Coupled Overset Unstructured Discontinuous Galerkin Method for Launch Environment Acoustics Prediction

Harris, R., Collins, E. M., Luke, E., & Sescu, A. (2016). Coupled Overset Unstructured Discontinuous Galerkin Method for Launch Environment Acoustics Prediction. AIAA Journal. AIAA. 54(6), 1932-1952. DOI:10.2514/1.J054563.

Abstract

A novel approach for the accurate prediction of launch environment acoustic physics is presented. Launch vehicles experience extreme acoustic loads during liftoff, driven by the interaction of rocket plumes and plume-generated acoustic waves with ground structures. In this work, a well-established hybrid Reynolds-averaged Navier–Stokes/large-eddy simulation unstructured mesh solver is used to efficiently model the complex turbulent plume physics, and a high-order accurate discontinuous Galerkin solver is used to accurately propagate acoustic waves across large distances throughout the launch environment.

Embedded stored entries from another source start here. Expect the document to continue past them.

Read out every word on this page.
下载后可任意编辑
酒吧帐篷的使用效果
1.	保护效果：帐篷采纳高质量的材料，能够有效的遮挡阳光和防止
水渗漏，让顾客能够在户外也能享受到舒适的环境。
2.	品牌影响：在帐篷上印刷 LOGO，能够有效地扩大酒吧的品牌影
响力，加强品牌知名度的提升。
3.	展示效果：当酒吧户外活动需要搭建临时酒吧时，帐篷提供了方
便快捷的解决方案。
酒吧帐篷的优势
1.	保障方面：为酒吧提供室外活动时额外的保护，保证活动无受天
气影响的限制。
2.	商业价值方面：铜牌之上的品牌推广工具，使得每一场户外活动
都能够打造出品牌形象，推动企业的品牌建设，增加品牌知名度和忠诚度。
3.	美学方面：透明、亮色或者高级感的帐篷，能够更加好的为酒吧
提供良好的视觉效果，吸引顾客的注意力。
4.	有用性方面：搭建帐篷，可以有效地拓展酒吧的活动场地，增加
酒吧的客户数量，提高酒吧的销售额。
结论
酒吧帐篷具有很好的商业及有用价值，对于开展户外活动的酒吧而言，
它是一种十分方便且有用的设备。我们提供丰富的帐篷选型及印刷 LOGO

The two solvers operate on separate overlapping meshes, and an innovative overset coupling approach is used to transmit the plume-generated acoustics to the far field in a one-way manner in which the turbulent plume prediction is unaffected by the outer acoustic propagation physics. The framework upon which the solvers are developed is described along with details outlining the overset domain connectivity and interpolation methods. Results are presented that demonstrate the accuracy of the capability for aeroacoustic predictions, and the merits of the approach are evaluated using a notional space launch system launch environment in which rocket plumes are represented by transient acoustic sources.